Il y avait un étage entier pour les vêtements, une salle de répétition, des musiciens qui étaient en permanence en attente dans des chambres d’hôtel de Minneapolis. Mais il faisait tout lui-même, même les backing vocals, sauf les sax, seulement de temps en temps. Il jouait de la batterie, du piano, de la guitare, il faisait tout. Le soir, on allait faire la tournée des boîtes. Il se faisait une beauté, il était plus “Prince”. Dans la voiture en y allant, il écoutait les mix, et après il retournait au studio.”
Une passion pour les harpes
“Je me suis longuement dit qu’il n’appartenait pas à notre galaxie. Pendant dix ans, ça m’a été très difficile d’apprécier un autre artiste que lui. Il était trop prolifique, trop brillant. Il y avait du funk, de l’electro, de la beatbox, de tout dans sa musique. Sign O’ the Times, c’était foudroyant. Les paroles aussi, on n’en parle pas assez. Elles sont merveilleuses. C’est un artiste immense. Sometimes It Snows in April (1986), quelle beauté ! C’est drôle, parce qu’il n’était pas très bavard, il était très timide.
https://youtu.be/UbDF8pXeNNM
Il avait une passion pour les harpes aussi, les instruments un peu étranges comme ça… Quand je le voyais en studio, je me sentais comme dans un dessin animé à la Fantasia. Il jouait de tout avec légèreté et maestria. Il commençait par les voix, puis venait le tour des instruments. Il y avait rarement de la basse. Plus tard, quand c’est devenu plus lourd, il y en a eu davantage. Mais Parade, c’est très léger. Il m’avait un peu accaparé, Prince. J’étais comme tombé sur un gourou, je l’avoue. Les années 1980 étaient pauvres par rapport à lui…”
Des chaussures à talons
“Il était minuscule, vraiment minuscule. Il avait des guitares refaites à sa taille. Comme tous les gens très petits, il avait une tête un peu grosse. Il était en permanence sur ses talons et en talonnettes. Cela dit, il faisait du basket depuis tout jeune, et il me disait ‘Let’s go’ et il jouait. Il avait une aisance sur ses talons…”
Un artiste insaisissable
“Il était très joueur. Presque comme un acteur indien. On le voit clairement dans Under the Cherry Moon (1986), où il batifole, il séduit. Il aimait jouer avec les gens. Quand les producteurs venaient écouter ce qu’il avait fait en studio et disaient ‘C’est génial !, il ne faut surtout plus rien toucher’, lui, il mettait quinze couches de plus. Il prenait une sorte de revanche. La revanche de quelqu’un qui veut faire ce qu’il veut.
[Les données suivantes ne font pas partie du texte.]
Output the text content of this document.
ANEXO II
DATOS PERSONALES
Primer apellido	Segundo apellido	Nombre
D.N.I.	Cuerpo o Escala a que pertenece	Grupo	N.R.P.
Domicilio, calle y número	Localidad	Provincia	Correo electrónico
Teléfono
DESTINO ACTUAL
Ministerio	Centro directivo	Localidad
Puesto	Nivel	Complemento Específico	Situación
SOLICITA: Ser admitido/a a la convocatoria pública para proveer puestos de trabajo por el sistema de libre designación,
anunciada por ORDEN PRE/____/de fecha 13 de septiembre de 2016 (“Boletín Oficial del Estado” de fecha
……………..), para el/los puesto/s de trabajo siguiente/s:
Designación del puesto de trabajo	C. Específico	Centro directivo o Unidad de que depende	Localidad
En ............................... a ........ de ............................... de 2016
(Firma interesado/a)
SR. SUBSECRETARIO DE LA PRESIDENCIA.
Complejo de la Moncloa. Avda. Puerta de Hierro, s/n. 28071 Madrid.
Il avait un grand respect pour Clare Fischer, un vieil arrangeur de cordes qui bossait pour des films. Quand il avait de grandes parties de cordes, il les lui envoyait. Mais il ne l’avait jamais rencontré. Il n’en avait pas besoin. Il aimait bien qu’on ne puisse pas l’attraper, qu’on ne le saisisse jamais vraiment. Hedi Slimane est pareil. C’est une manière de survivre. Ils savent qu’ils sont au-dessus et qu’ainsi ils ne se feront pas bouffer. Il avait le luxe de ne même pas faire de beaux clips ou de réussir graphiquement. Alors que dans les années 1980, tout était fondé sur les clips, il laissait ça à Michael Jackson. Il a un peu réussi celui de Parade (1986) je trouve, parce qu’il est simple.”
Classique vs hip-hop
“Prince jouait très bien de la guitare. Tout le monde le comparait à Hendrix, mais moi il me faisait penser à Carlos Santana dans sa manière de jouer. Ce qui est très étrange, c’est qu’il a sorti des albums un peu indigestes par la suite où je ne retrouvais pas ce qui me rendait fou chez lui, mais sur scène il ne les jouait pas, comme s’il savait… Il prenait un plaisir fou sur scène. C’était vraiment un musicien. Il touchait à tout : je l’ai vu jouer du classique et c’était extraordinaire. La seule forme musicale dans laquelle je ne le trouvais pas à sa place, c’était le hip-hop. Quand ça rappait, ça ne le faisait pas.”
La grâce et le génie
“Quand on est un génie, c’est tout simplement insupportable, on doit s’emmerder. Je pense que c’était un génie, il n’y a pas d’autre mot à ce niveau. Tous les gens avec qui il a travaillé, qu’il a produits, n’ont jamais réussi d’ailleurs, ce qui est assez étrange. Sûrement parce qu’il touchait la grâce et que personne ne faisait le poids.”
Au paradis, à Minneapolis
“Quand j’ai passé une semaine à Minneapolis, avant qu’on tourne le clip à Los Angeles, j’ai découvert que ce n’était pas du tout ghetto comme je l’imaginais. La ville était très libérée sexuellement. Il y a une grande liberté d’esprit aussi. Je me souviens qu’il y avait de grands lacs, et Prince adorait prendre des bains, d’ailleurs. On se serait cru en Suède. C’est une ville où les gens restent – alors que les Américains bougent beaucoup, les gens de Minneapolis sont très fidèles à leur ville. Et il y est resté lui aussi. Ce qui est beau sur la photo de la pochette de Lovesexy, c’est qu’il est déjà au paradis…” propos recueillis par CB et PS
Kristin Scott Thomas, actrice
“Je suis absolument bouleversée. J’ai connu Prince il y a trente ans sur le tournage d’Under the Cherry Moon, et nous étions restés en contact. C’était un homme magique, infiniment talentueux et inventif. Il aimait les gens pour qui il créait de la musique. Il était courageux, généreux, il refusait tout compromis. C’était un artiste à part entière. Je n’arrive pas à croire qu’il n’est plus là.”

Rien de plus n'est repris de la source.